El rector de la UB, Dídac Ramírez, ha considerado "necesario" desalojar a los estudiantes encerrados en el centro porque en los últimos días "habían traspasado la línea roja" y hacía falta "evitar una escalada de violencia".
El rector de la UB, Dídac Ramírez, ha asegurado, ante los medios congregados en el Salón de la Educación, que los estudiantes encerrados habían "sobrepasado la línea roja" porque "ayer un estudiante de la facultad de Geografía e Historia fue agredido por otro alumno, una vigilante presentó una denuncia por agresión, la vicerrectora no pudo impartir docencia y durante el fin de semana algunos manifestantes se mostraron agresivos con el personal del edificio histórico".
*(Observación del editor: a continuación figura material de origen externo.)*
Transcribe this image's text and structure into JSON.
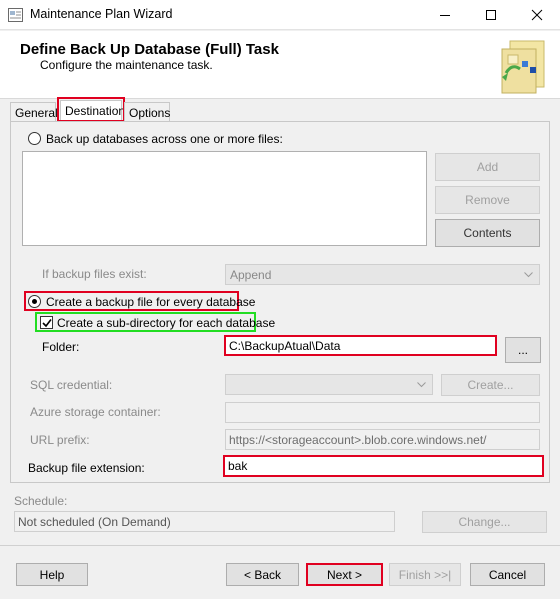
{
  "window": {
    "title": "Maintenance Plan Wizard"
  },
  "header": {
    "title": "Define Back Up Database (Full) Task",
    "subtitle": "Configure the maintenance task."
  },
  "tabs": [
    {
      "label": "General"
    },
    {
      "label": "Destination"
    },
    {
      "label": "Options"
    }
  ],
  "destination": {
    "backup_across_files_label": "Back up databases across one or more files:",
    "add_label": "Add",
    "remove_label": "Remove",
    "contents_label": "Contents",
    "if_exist_label": "If backup files exist:",
    "if_exist_value": "Append",
    "create_file_label": "Create a backup file for every database",
    "create_subdir_label": "Create a sub-directory for each database",
    "folder_label": "Folder:",
    "folder_value": "C:\\BackupAtual\\Data",
    "browse_label": "...",
    "sql_credential_label": "SQL credential:",
    "sql_credential_value": "",
    "create_label": "Create...",
    "azure_container_label": "Azure storage container:",
    "azure_container_value": "",
    "url_prefix_label": "URL prefix:",
    "url_prefix_value": "https://<storageaccount>.blob.core.windows.net/",
    "extension_label": "Backup file extension:",
    "extension_value": "bak"
  },
  "schedule": {
    "label": "Schedule:",
    "value": "Not scheduled (On Demand)",
    "change_label": "Change..."
  },
  "footer": {
    "help_label": "Help",
    "back_label": "< Back",
    "next_label": "Next >",
    "finish_label": "Finish >>|",
    "cancel_label": "Cancel"
  },
  "colors": {
    "highlight_red": "#e00020",
    "highlight_green": "#22dd22"
  }
}
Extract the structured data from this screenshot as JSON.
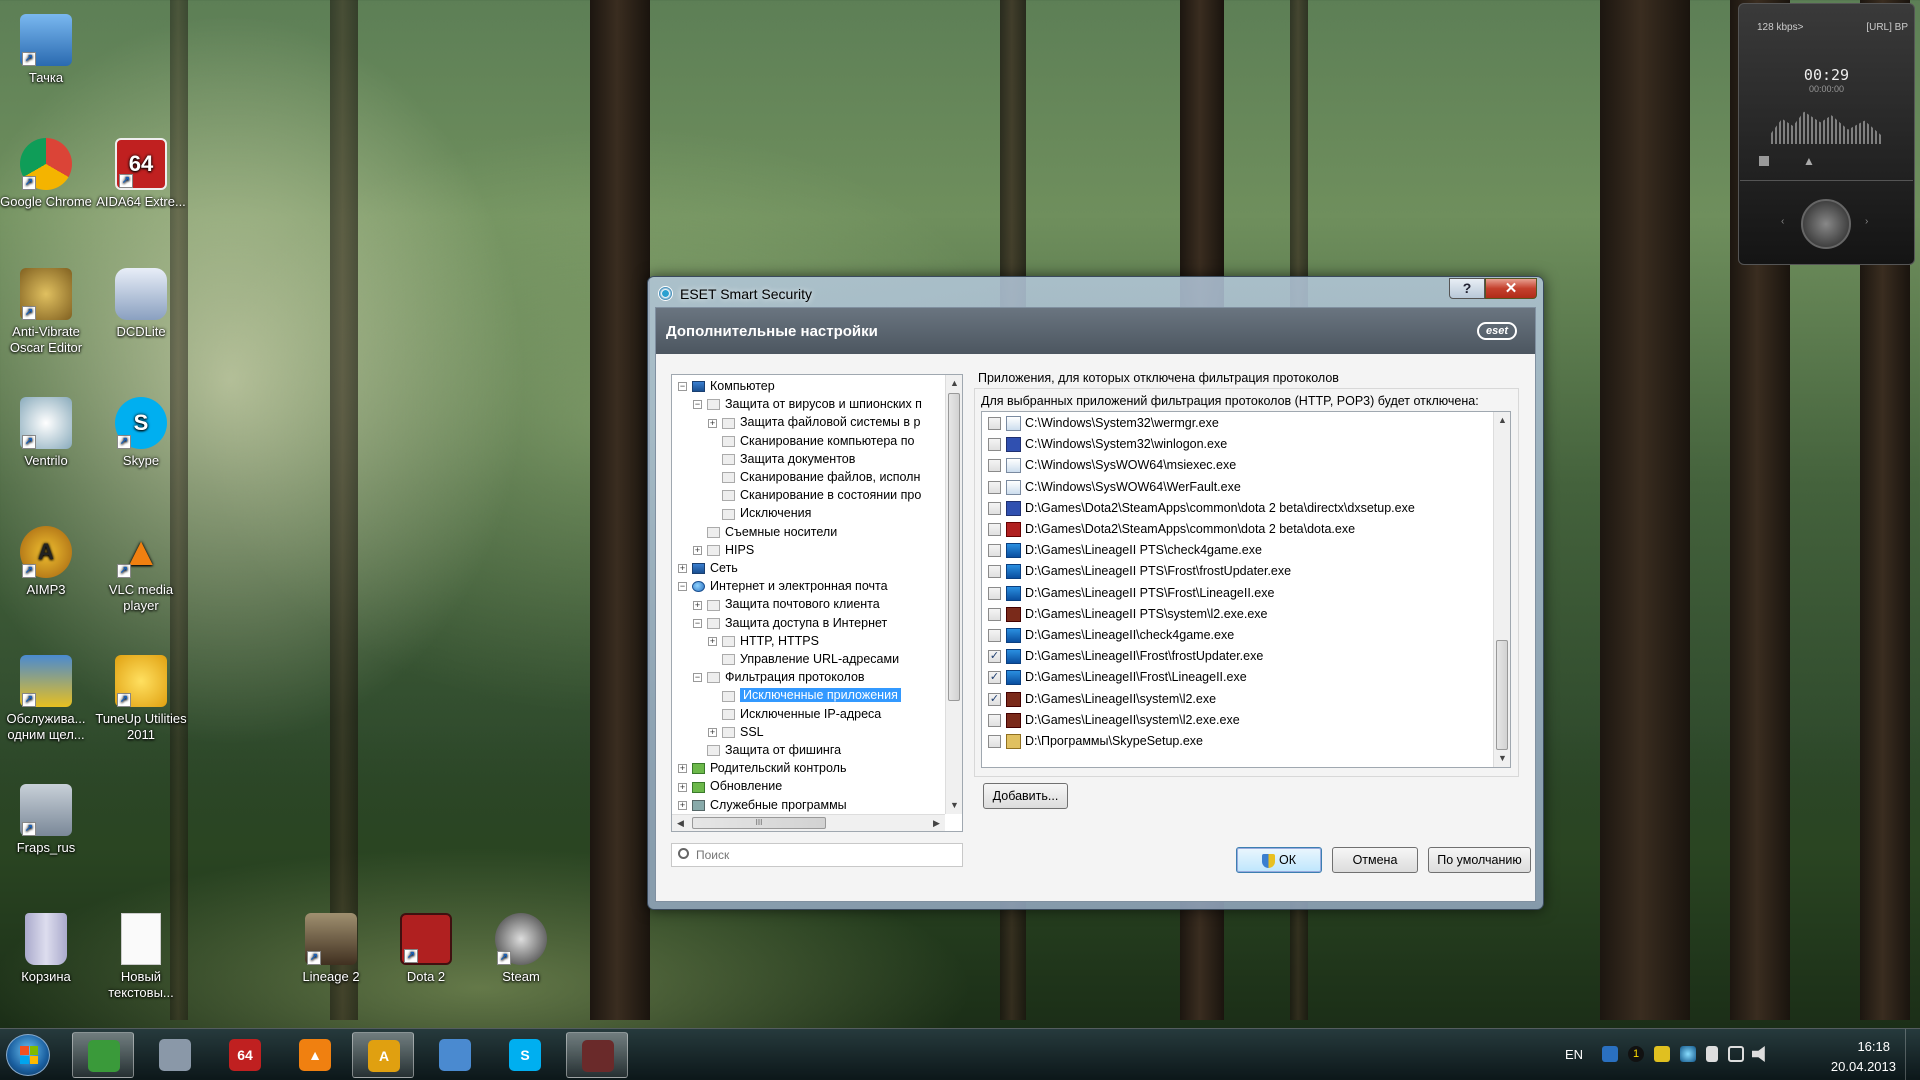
{
  "desktop": {
    "icons": [
      {
        "label": "Тачка"
      },
      {
        "label": "Google Chrome"
      },
      {
        "label": "AIDA64 Extre..."
      },
      {
        "label": "Anti-Vibrate Oscar Editor"
      },
      {
        "label": "DCDLite"
      },
      {
        "label": "Ventrilo"
      },
      {
        "label": "Skype"
      },
      {
        "label": "AIMP3"
      },
      {
        "label": "VLC media player"
      },
      {
        "label": "Обслужива... одним щел..."
      },
      {
        "label": "TuneUp Utilities 2011"
      },
      {
        "label": "Fraps_rus"
      },
      {
        "label": "Корзина"
      },
      {
        "label": "Новый текстовы..."
      },
      {
        "label": "Lineage 2"
      },
      {
        "label": "Dota 2"
      },
      {
        "label": "Steam"
      }
    ]
  },
  "gadget": {
    "bitrate": "128 kbps>",
    "tag": "[URL] BP",
    "time": "00:29",
    "time2": "00:00:00"
  },
  "window": {
    "title": "ESET Smart Security",
    "help_label": "?",
    "close_label": "✕",
    "header_title": "Дополнительные настройки",
    "logo": "eset",
    "tree": [
      {
        "label": "Компьютер",
        "expander": "−",
        "icon": "monitor-icon"
      },
      {
        "label": "Защита от вирусов и шпионских п",
        "expander": "−",
        "icon": "page-icon"
      },
      {
        "label": "Защита файловой системы в р",
        "expander": "+",
        "icon": "page-icon"
      },
      {
        "label": "Сканирование компьютера по",
        "expander": "",
        "icon": "page-icon"
      },
      {
        "label": "Защита документов",
        "expander": "",
        "icon": "page-icon"
      },
      {
        "label": "Сканирование файлов, исполн",
        "expander": "",
        "icon": "page-icon"
      },
      {
        "label": "Сканирование в состоянии про",
        "expander": "",
        "icon": "page-icon"
      },
      {
        "label": "Исключения",
        "expander": "",
        "icon": "page-icon"
      },
      {
        "label": "Съемные носители",
        "expander": "",
        "icon": "page-icon"
      },
      {
        "label": "HIPS",
        "expander": "+",
        "icon": "page-icon"
      },
      {
        "label": "Сеть",
        "expander": "+",
        "icon": "monitor-icon"
      },
      {
        "label": "Интернет и электронная почта",
        "expander": "−",
        "icon": "globe-icon"
      },
      {
        "label": "Защита почтового клиента",
        "expander": "+",
        "icon": "page-icon"
      },
      {
        "label": "Защита доступа в Интернет",
        "expander": "−",
        "icon": "page-icon"
      },
      {
        "label": "HTTP, HTTPS",
        "expander": "+",
        "icon": "page-icon"
      },
      {
        "label": "Управление URL-адресами",
        "expander": "",
        "icon": "page-icon"
      },
      {
        "label": "Фильтрация протоколов",
        "expander": "−",
        "icon": "page-icon"
      },
      {
        "label": "Исключенные приложения",
        "expander": "",
        "icon": "page-icon",
        "selected": true
      },
      {
        "label": "Исключенные IP-адреса",
        "expander": "",
        "icon": "page-icon"
      },
      {
        "label": "SSL",
        "expander": "+",
        "icon": "page-icon"
      },
      {
        "label": "Защита от фишинга",
        "expander": "",
        "icon": "page-icon"
      },
      {
        "label": "Родительский контроль",
        "expander": "+",
        "icon": "green-icon"
      },
      {
        "label": "Обновление",
        "expander": "+",
        "icon": "green-icon"
      },
      {
        "label": "Служебные программы",
        "expander": "+",
        "icon": "tools-icon"
      }
    ],
    "search_placeholder": "Поиск",
    "section_title": "Приложения, для которых отключена фильтрация протоколов",
    "description": "Для выбранных приложений фильтрация протоколов (HTTP, POP3) будет отключена:",
    "apps": [
      {
        "path": "C:\\Windows\\System32\\wermgr.exe",
        "checked": false,
        "icon": "w"
      },
      {
        "path": "C:\\Windows\\System32\\winlogon.exe",
        "checked": false,
        "icon": "dx"
      },
      {
        "path": "C:\\Windows\\SysWOW64\\msiexec.exe",
        "checked": false,
        "icon": "w"
      },
      {
        "path": "C:\\Windows\\SysWOW64\\WerFault.exe",
        "checked": false,
        "icon": "w"
      },
      {
        "path": "D:\\Games\\Dota2\\SteamApps\\common\\dota 2 beta\\directx\\dxsetup.exe",
        "checked": false,
        "icon": "dx"
      },
      {
        "path": "D:\\Games\\Dota2\\SteamApps\\common\\dota 2 beta\\dota.exe",
        "checked": false,
        "icon": "red"
      },
      {
        "path": "D:\\Games\\LineageII PTS\\check4game.exe",
        "checked": false,
        "icon": "sh"
      },
      {
        "path": "D:\\Games\\LineageII PTS\\Frost\\frostUpdater.exe",
        "checked": false,
        "icon": "sh"
      },
      {
        "path": "D:\\Games\\LineageII PTS\\Frost\\LineageII.exe",
        "checked": false,
        "icon": "sh"
      },
      {
        "path": "D:\\Games\\LineageII PTS\\system\\l2.exe.exe",
        "checked": false,
        "icon": "l2"
      },
      {
        "path": "D:\\Games\\LineageII\\check4game.exe",
        "checked": false,
        "icon": "sh"
      },
      {
        "path": "D:\\Games\\LineageII\\Frost\\frostUpdater.exe",
        "checked": true,
        "icon": "sh"
      },
      {
        "path": "D:\\Games\\LineageII\\Frost\\LineageII.exe",
        "checked": true,
        "icon": "sh"
      },
      {
        "path": "D:\\Games\\LineageII\\system\\l2.exe",
        "checked": true,
        "icon": "l2"
      },
      {
        "path": "D:\\Games\\LineageII\\system\\l2.exe.exe",
        "checked": false,
        "icon": "l2"
      },
      {
        "path": "D:\\Программы\\SkypeSetup.exe",
        "checked": false,
        "icon": "sk"
      }
    ],
    "add_label": "Добавить...",
    "ok_label": "ОК",
    "cancel_label": "Отмена",
    "default_label": "По умолчанию",
    "tree_hscroll_grip": "III"
  },
  "taskbar": {
    "buttons": [
      {
        "name": "chrome",
        "active": true,
        "glyph": "",
        "color": "#3a9a3a"
      },
      {
        "name": "fraps",
        "active": false,
        "glyph": "",
        "color": "#8a98a8"
      },
      {
        "name": "aida64",
        "active": false,
        "glyph": "64",
        "color": "#c02020"
      },
      {
        "name": "vlc",
        "active": false,
        "glyph": "▲",
        "color": "#f08010"
      },
      {
        "name": "aimp",
        "active": true,
        "glyph": "A",
        "color": "#e0a010"
      },
      {
        "name": "ventrilo",
        "active": false,
        "glyph": "",
        "color": "#4a8ad0"
      },
      {
        "name": "skype",
        "active": false,
        "glyph": "S",
        "color": "#00aff0"
      },
      {
        "name": "lineage",
        "active": true,
        "glyph": "",
        "color": "#6a2a2a"
      }
    ],
    "language": "EN",
    "time": "16:18",
    "date": "20.04.2013",
    "tray_badge": "1"
  },
  "colors": {
    "selection": "#3399ff",
    "header": "#5a6570",
    "close": "#c4402c"
  }
}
"La línea roja que se había puesto, en su día, por el no-desalojo, que era que no hubiese violencia: interrupción de clases y agresiones más físicas que verbales... esta línea roja se ha sobrepasado y hemos decidido poner fin a este desalojo", ha dicho Ramírez.
El rector ha añadido: "Las fuerzas de seguridad tenían orden de desalojar pacíficamente a los estudiantes" y, según le consta, "el desalojo se ha desarrollado con normalidad y sin incidentes". El consejero de Universidades, Josep Huguet, ha apoyado la decisión de Ramírez de desalojar a los universitarios.
Los Mossos desalojaban, a primera hora de la mañana y en medio de una intensa carga policial, al centenar de estudiantes que ocupaban el edificio histórico de la Central desde hace 3 meses, en protesta por la aplicación del plan Bolonia. Durante el desalojo del edificio, se han vivido momentos de tensión y enfrentamientos entre los Mossos y los estudiantes, que han obligado a cortar la Gran Vía, entre las calles Balmes y Aribau. Los incidentes han terminado con la detención de 3 personas, 16 denunciados por desobediencia y 5 mossos heridos.
A mediodía, una nueva carga policial ha obligado a cortar, por segunda vez, la Gran Vía. Para las 20 horas, está convocada una nueva manifestación, ante la plaza Universitat, en la que los estudiantes pedirán las dimisiones del rector de la UB, Dídac Ramírez; de la Universidad Pompeu Fabra, Josep Joan Moreso; y las de los consejeros catalanes de Interior, Joan Saura; y de Universidades, Josep Huguet.